O senhor há de compreender que, em parte, eu queria que o general a
encontrasse. Pois, se eu a encontrei, por que não haveria o general de dar com
ela assim tão à mostra, debaixo da cadeira, e como que hipnotizando os olhos?
Mudei a cadeira uma porção de vezes, de lugar, ajeitando-a de maneira que a
carteira ficasse completamente à mostra. Mas o general candidamente não a viu,
de modo que ela ficou lá vinte e quatro horas. Ele me parece
extraordinariamente distraído, agora! E não há meios de avisá-lo. Conversa,
conta histórias, dá risadinhas, e de repente fica de gênio ruim comigo! Não sei
por quê. Já a última vez, quando saímos da sala, deixei a porta escancarada, de
propósito. Tive a impressão de que ele hesitou e quis falar qualquer coisa.

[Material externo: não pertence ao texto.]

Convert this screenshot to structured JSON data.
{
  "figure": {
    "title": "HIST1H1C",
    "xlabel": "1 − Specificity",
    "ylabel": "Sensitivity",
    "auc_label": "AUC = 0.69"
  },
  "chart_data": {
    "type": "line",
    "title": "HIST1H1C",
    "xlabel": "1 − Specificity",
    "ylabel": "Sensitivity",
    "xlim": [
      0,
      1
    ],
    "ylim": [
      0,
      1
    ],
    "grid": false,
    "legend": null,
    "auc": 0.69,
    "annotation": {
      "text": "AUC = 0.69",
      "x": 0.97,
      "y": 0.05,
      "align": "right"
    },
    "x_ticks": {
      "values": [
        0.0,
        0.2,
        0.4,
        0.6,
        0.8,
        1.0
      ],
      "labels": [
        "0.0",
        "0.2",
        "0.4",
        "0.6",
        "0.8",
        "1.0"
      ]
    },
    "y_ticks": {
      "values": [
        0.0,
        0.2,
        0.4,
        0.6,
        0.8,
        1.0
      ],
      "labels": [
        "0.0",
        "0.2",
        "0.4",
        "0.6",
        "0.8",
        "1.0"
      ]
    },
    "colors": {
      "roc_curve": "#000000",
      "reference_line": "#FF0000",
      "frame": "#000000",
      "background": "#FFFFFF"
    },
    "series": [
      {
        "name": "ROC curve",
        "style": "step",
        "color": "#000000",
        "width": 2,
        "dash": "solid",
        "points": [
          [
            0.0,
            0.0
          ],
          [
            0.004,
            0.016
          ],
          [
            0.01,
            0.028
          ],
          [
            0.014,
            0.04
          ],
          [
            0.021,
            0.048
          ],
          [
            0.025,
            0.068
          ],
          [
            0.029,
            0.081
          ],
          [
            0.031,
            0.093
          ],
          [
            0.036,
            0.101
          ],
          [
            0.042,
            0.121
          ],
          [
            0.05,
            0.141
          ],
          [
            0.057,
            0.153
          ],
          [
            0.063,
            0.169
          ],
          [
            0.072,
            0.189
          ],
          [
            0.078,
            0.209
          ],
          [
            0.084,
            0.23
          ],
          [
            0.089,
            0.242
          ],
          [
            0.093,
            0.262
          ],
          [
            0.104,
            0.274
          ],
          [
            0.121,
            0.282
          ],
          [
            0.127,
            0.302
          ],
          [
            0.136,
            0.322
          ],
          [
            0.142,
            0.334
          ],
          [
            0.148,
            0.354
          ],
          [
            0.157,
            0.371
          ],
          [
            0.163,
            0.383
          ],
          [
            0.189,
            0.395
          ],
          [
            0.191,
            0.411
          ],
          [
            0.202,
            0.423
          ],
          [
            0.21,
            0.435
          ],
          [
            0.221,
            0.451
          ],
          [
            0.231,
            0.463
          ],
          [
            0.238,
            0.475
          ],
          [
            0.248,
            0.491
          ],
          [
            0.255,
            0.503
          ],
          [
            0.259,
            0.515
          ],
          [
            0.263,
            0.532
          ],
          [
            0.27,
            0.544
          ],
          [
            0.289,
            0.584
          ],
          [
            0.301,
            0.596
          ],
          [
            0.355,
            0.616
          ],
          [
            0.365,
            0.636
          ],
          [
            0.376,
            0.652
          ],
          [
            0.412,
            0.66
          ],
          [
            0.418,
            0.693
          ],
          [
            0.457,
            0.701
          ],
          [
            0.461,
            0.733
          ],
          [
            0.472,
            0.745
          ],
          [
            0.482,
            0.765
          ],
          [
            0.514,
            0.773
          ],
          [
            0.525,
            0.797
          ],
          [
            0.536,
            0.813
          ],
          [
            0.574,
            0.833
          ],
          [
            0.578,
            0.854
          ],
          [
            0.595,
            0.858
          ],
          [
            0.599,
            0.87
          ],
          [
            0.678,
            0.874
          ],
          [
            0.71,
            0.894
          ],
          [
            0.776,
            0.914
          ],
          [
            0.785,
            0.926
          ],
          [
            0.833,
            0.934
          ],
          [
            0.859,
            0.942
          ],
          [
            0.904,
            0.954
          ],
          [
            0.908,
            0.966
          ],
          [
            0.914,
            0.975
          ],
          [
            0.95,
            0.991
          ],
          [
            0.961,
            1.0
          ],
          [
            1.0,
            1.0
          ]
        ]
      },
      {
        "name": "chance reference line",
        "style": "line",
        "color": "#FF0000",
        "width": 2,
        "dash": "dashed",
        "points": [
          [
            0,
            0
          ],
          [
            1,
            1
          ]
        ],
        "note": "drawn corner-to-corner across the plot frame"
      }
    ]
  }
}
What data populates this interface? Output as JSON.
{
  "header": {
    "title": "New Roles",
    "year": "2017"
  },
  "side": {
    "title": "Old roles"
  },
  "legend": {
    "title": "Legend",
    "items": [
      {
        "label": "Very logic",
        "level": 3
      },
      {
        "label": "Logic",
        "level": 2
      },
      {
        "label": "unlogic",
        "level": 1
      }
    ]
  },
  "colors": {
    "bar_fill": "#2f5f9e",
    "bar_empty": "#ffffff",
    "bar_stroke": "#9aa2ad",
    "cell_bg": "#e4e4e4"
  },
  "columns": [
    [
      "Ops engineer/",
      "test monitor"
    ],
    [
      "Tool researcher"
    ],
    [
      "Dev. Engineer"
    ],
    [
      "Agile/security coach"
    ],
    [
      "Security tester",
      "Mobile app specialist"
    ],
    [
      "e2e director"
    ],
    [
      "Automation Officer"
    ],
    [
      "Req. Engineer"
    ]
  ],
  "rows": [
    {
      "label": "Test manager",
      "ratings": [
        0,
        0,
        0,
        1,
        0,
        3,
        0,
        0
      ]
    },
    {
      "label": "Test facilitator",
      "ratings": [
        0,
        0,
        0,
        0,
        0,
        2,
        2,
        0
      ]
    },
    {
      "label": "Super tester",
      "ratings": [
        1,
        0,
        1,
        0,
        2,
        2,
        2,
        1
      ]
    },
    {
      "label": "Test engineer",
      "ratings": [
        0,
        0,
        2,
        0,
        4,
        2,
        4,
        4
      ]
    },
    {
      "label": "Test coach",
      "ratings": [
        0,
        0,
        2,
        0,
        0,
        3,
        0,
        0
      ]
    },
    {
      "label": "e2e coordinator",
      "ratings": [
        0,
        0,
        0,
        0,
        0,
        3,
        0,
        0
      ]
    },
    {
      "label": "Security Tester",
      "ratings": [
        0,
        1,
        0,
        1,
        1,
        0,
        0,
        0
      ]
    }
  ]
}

Naturalmente estava preocupado a respeito da carteira, com uma tal soma de
dinheiro dentro; acabou saindo, mostrando uma raiva terrível, mas não disse
nada. Já na rua, nem dois passos tínhamos dado juntos, ele me largou, tomando
direção oposta. É verdade, porém, que nos encontramos à noite, na taverna.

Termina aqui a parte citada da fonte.